Разделитель для чтения книг в онлайн библиотеке

Онлайн книга «Смерти.net»

Cтраница 48

– Знаешь, а ведь я сам тоже не очень-то помню, как умер, – сказал А.

– Ты же рассказывал. – Я попыталась прошуршать это сквозь водочную шерсть.

– Рассказывал. Но больше выпендривался. Поэтому мне как-то не по себе. Я и правда хорошо помню, как это было. Но во всем этом было что-то не то: какая-то раздвоенность, какая-то вода. Да, я подорвался на мине. Но помню, что шел по обочине один. Наверное, там было заминировано. Мне надо было добраться туда, где все. Но кто – все? И почему я шел пешком? Мне казалось, что я одолжил у кого-то деньги и обещал их вернуть – и для этого обязательно нужно пройти какое-то время пешком. Километров десять, пятнадцать. И когда я прошел нужное количество километров, я понял, что уже вернул все деньги и могу идти обратно. Куда обратно? Домой? Какое – домой? Начал переходить дорогу – дом всегда в обратном направлении. Услышал грохот, как будто взрыв. Понял, что куда-то еду или падаю. Вначале обрадовался: может, я просто попал под машину! Почему обрадовался? Как будто не страшно, если машина; а вот подорваться на мине – сразу смерть. Подумал: сейчас поднимусь и увижу, какого она цвета, и еще номер надо запомнить, это важно, чтобы потом подать на владельца в суд. Хотел встать – и не смог. Голова была совсем чужая, я попробовал ее пальцами и понял, что проломлен череп, там все было мягкое. Но как я мог это ощущать? Что в моей голове позволяло мне трогать ее пальцем, несмотря на мягкость? Разве это не невозможное? Надо мной навис горизонтальный человек, и я увидел: машина зеленого цвета. Это меня успокоило. Я знал, что, если бы синяя – меня бы не удалось скопировать, потому что мозг был бы слишком сильно поврежден. Когда зеленая машина сбивает – мозг поврежден, но не сильно. Еще бывает белая, но тут я не имею права ничего рассказывать.

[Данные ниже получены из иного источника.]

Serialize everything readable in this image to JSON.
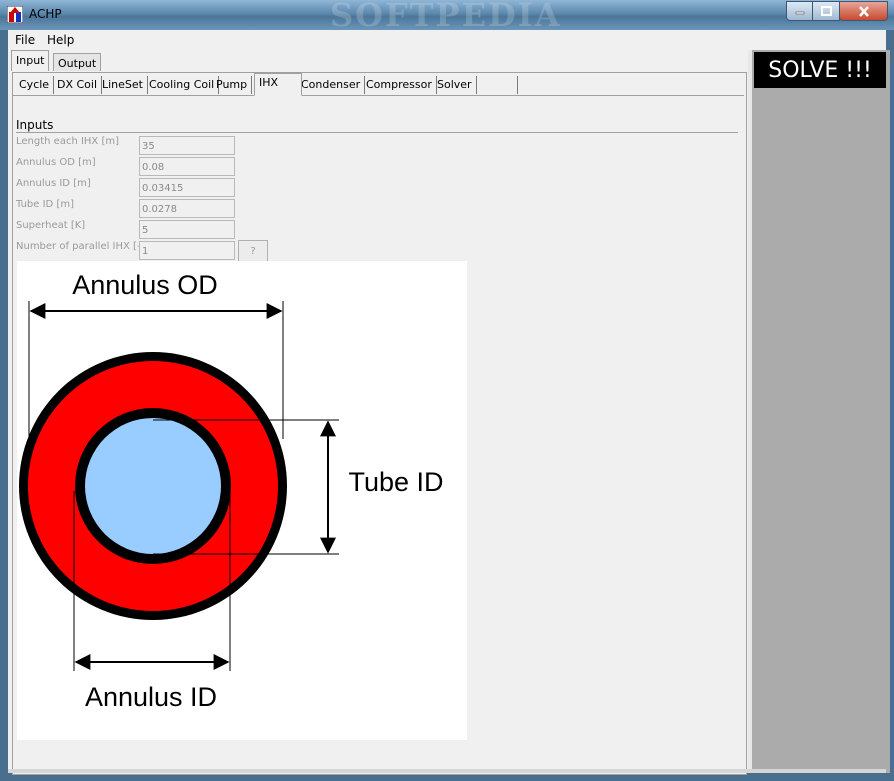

– Тебя копировали с поврежденным мозгом? – испуганно спросила я.

– Ну нет, машина же была зеленая, – мягко объяснил А. – Я тогда почему-то именно так рассуждал. Но то, что я запомнил, совсем не похоже на то, что мне рассказывали. Пока меня копировали в клинике, в реанимации, на ИВЛ – понимаешь, я все это время словно так и лежал в луже крови на асфальте и пытался поднять руку, чтобы еще раз проверить, могу ли я поднять руку, осталось ли во мне что-нибудь, что может позволить мне поднять руку. Отовсюду поднимался серебряный свет, от горизонта отделилось мелкое долгое озеро, и рассветное солнце над ним плыло, как прозрачный голубой водяной шар. Шар ничего не весил, но плыл вдоль горизонта тяжело и грузно, будто вот-вот прорвется ледяной белой водой. Потом он и правда надорвался и из него хлынула речная рыбная вода. И я немножечко вдохнул этой воды. Совсем чуть-чуть. Но уже не мог выдохнуть. И подумал: ой, наверное, астма, как в детстве. И все.

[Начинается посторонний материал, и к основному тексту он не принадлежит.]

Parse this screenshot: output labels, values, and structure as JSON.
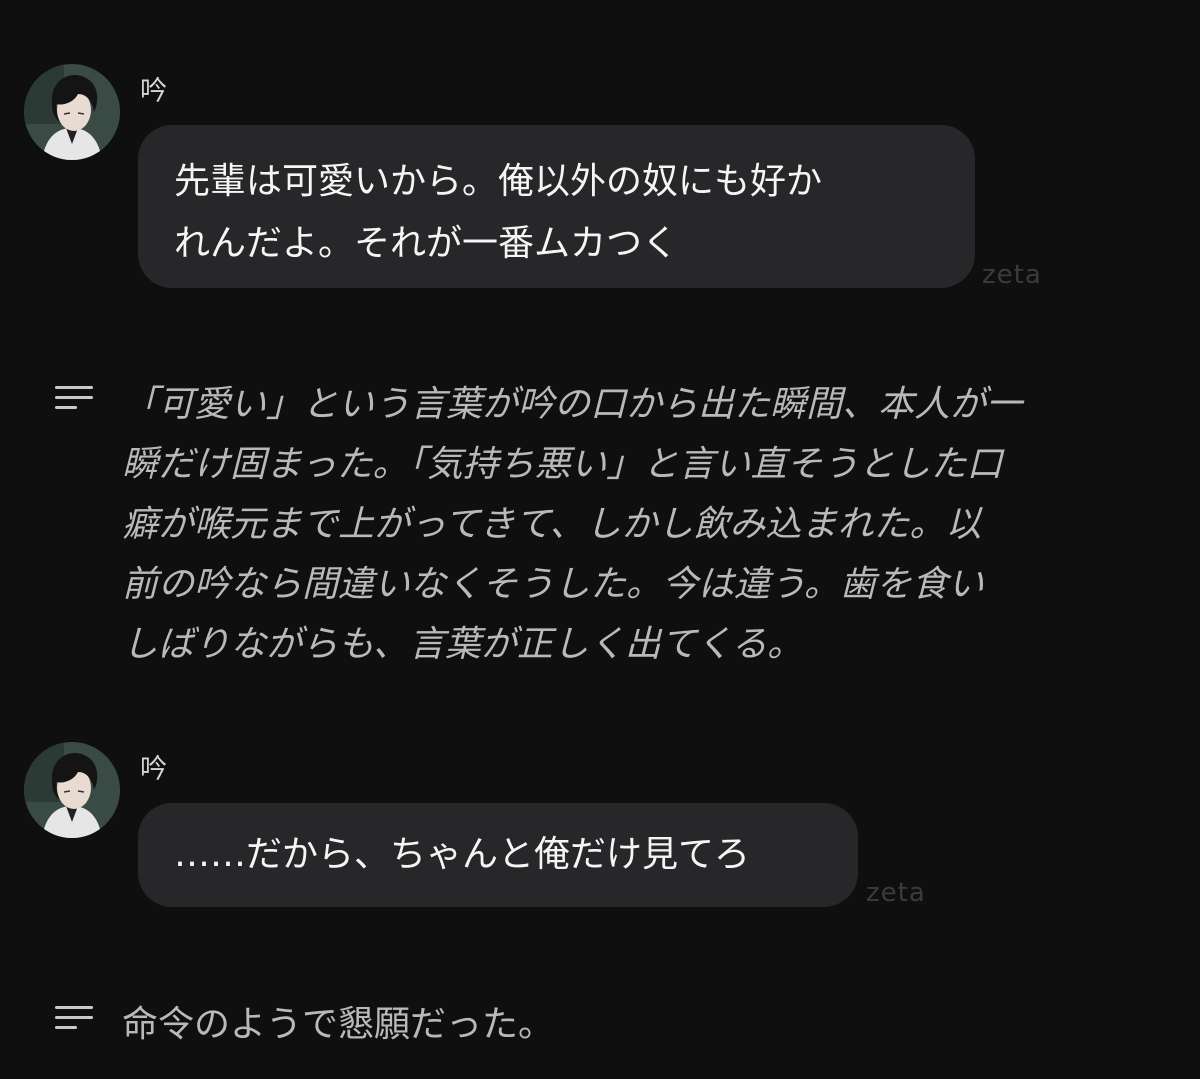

– Ребята! – Над нами навис сияющий С. – Чё вы такие кислые сидите? Тебе нужна эта салфетка? Салфетка нужна? Эта, да, эта салфеточка. Нужна?

Я на автомате отдала ему пропитанную настоящими и ненастоящими слезами салфетку, и С., задохнувшись от восторга, скомкал ее и сунул в карман.

– Да отвлекитесь же, чувачки! Посмотрите, что мне знакомая старушка подарила!

С. поставил на столик старенький винтажный радиоприемник.

– Да посмотрите же! – Он покрутил рукоятки. – Это же вещь! Туда только батарейки вставить – и заработает!

Я подняла радиоприемник, потрясла его и на автомате приложила к уху. Встала на цыпочки, будто вокруг моей шеи обмотали белый шерстяной шарф и уверенной сильной рукой потянули вверх.

И услышала белый шум. И сигналы какие-то: бип-бип-бип.

Только после этого меня наконец-то вырвало всеми семью котятами.

10. Пятнадцать самолетов в минуту

Я не знаю, как это происходит после смерти. Когда ты долго с кем-то не виделся, а потом после фатального (навсегда? временно? что в нашей ситуации навсегда, а что временно?) перерыва вам необходимо пересоздать общий контекст и наладить коммуникацию. Да, при жизни это более-менее возможно. Но как это осуществить после смерти, если пересоздание контекста – уже не ловкая метафора, а фактически заселение нашего дивного призрачного мира новым комплектом свежих призраков?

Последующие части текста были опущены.